Mr Justice Keith described the critical question in the case as being “Can a regulatory body revoke a decision it made if by mistake that decision was made in ignorance of the true facts?” Mr Justice Keith stated that it was not possible to “shoehorn” the decision of 13 April that Mr Fajemisin's name would be removed from the register on 11 May into the category of decisions to which the slip rule applies. A decision was made in ignorance of the true facts as a result of administrative errors, and the mistake substantially affected the decision arrived at.

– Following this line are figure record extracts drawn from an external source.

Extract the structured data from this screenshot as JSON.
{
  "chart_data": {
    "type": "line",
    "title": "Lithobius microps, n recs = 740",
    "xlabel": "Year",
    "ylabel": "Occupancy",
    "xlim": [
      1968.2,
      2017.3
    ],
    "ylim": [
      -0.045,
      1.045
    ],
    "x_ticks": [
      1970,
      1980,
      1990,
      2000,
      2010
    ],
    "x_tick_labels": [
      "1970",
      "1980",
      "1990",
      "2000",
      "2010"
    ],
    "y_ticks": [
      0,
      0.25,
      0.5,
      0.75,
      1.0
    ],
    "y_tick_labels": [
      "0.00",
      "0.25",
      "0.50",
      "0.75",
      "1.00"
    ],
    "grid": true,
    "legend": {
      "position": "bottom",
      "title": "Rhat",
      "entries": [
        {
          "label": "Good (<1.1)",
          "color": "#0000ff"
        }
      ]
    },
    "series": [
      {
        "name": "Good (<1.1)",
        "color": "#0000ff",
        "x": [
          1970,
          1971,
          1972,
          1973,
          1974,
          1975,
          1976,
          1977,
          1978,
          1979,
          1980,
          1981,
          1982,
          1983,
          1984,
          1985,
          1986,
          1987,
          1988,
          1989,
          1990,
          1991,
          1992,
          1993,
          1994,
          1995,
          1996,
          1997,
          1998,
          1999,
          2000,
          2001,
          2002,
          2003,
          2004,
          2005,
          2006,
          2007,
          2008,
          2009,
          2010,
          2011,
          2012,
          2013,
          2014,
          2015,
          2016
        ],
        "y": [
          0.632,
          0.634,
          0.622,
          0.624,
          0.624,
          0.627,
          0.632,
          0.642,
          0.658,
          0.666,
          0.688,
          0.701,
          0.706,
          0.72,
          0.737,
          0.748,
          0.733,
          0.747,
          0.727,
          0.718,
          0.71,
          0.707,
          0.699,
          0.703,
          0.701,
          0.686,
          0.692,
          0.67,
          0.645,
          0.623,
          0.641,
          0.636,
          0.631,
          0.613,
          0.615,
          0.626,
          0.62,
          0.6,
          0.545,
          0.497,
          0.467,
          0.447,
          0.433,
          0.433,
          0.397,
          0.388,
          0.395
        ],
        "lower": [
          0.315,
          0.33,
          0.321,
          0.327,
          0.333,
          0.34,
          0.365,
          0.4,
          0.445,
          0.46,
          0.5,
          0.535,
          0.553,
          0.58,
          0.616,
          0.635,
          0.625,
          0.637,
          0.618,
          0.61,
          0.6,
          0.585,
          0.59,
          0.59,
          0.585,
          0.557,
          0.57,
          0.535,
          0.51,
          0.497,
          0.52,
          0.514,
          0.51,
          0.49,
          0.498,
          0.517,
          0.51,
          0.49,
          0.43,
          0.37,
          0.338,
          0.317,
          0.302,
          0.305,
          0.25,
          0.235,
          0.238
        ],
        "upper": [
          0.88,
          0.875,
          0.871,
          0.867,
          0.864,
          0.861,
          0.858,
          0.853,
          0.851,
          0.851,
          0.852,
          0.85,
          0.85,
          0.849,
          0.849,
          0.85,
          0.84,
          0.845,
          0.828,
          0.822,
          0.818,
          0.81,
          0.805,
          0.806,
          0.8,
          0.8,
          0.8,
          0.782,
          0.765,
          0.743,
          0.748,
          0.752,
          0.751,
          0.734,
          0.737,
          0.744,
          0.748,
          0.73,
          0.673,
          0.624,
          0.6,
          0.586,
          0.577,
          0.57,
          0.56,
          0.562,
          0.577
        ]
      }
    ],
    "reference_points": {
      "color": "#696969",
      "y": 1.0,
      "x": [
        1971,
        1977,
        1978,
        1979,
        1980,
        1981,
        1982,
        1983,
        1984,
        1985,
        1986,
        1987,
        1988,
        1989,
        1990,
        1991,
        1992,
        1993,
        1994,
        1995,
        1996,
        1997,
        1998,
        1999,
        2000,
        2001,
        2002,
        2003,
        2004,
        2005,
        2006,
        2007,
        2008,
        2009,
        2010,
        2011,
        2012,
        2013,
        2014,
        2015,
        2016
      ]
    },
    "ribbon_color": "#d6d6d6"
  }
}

Indeed, but for the mistake, the opposite decision would have been reached.
Mr Justice Keith referred to the decision of the Court of Appeal in Porteous v West Dorset District Council  HLR 30. In this case it was said that it would be surprising if the original decision could not be changed even though it had resulted from “a fundamental mistake of fact”. Porteous is authority for the proposition that, in addition to cases in which a public body can re-visit a previous decision under the equivalent of the slip rule, a public body can re-visit a decision which was made in ignorance of the true facts when the factual basis on which it had proceeded amounted to a fundamental mistake of fact.
In these circumstances, Mr Justice Keith concluded that the Registrar had the power to re-visit her decision that Mr Fajemisin's name would be removed from the register on 11 May.
It was noted that this outcome would not result in any injustice to anyone: Mr Fajemisin had not appreciated that the removal of his name from the register, had it been implemented, would have resulted in the fitness to practise proceedings being discontinued. Otherwise, his solicitor would not have informed the GDC on 6 September that he would be attending the hearing. “If the appeal were to succeed, Mr Fajemisin's opportunistic reliance on a windfall of which he was the unintended beneficiary and of which he was unaware for much of the time would have been unjustly rewarded.”
For these reasons, Mr Fajemisin's appeal was dismissed.
This case establishes that a public body can re-visit a decision which was made in ignorance of the true facts when the factual basis on which it had proceeded amounted to a fundamental mistake of fact.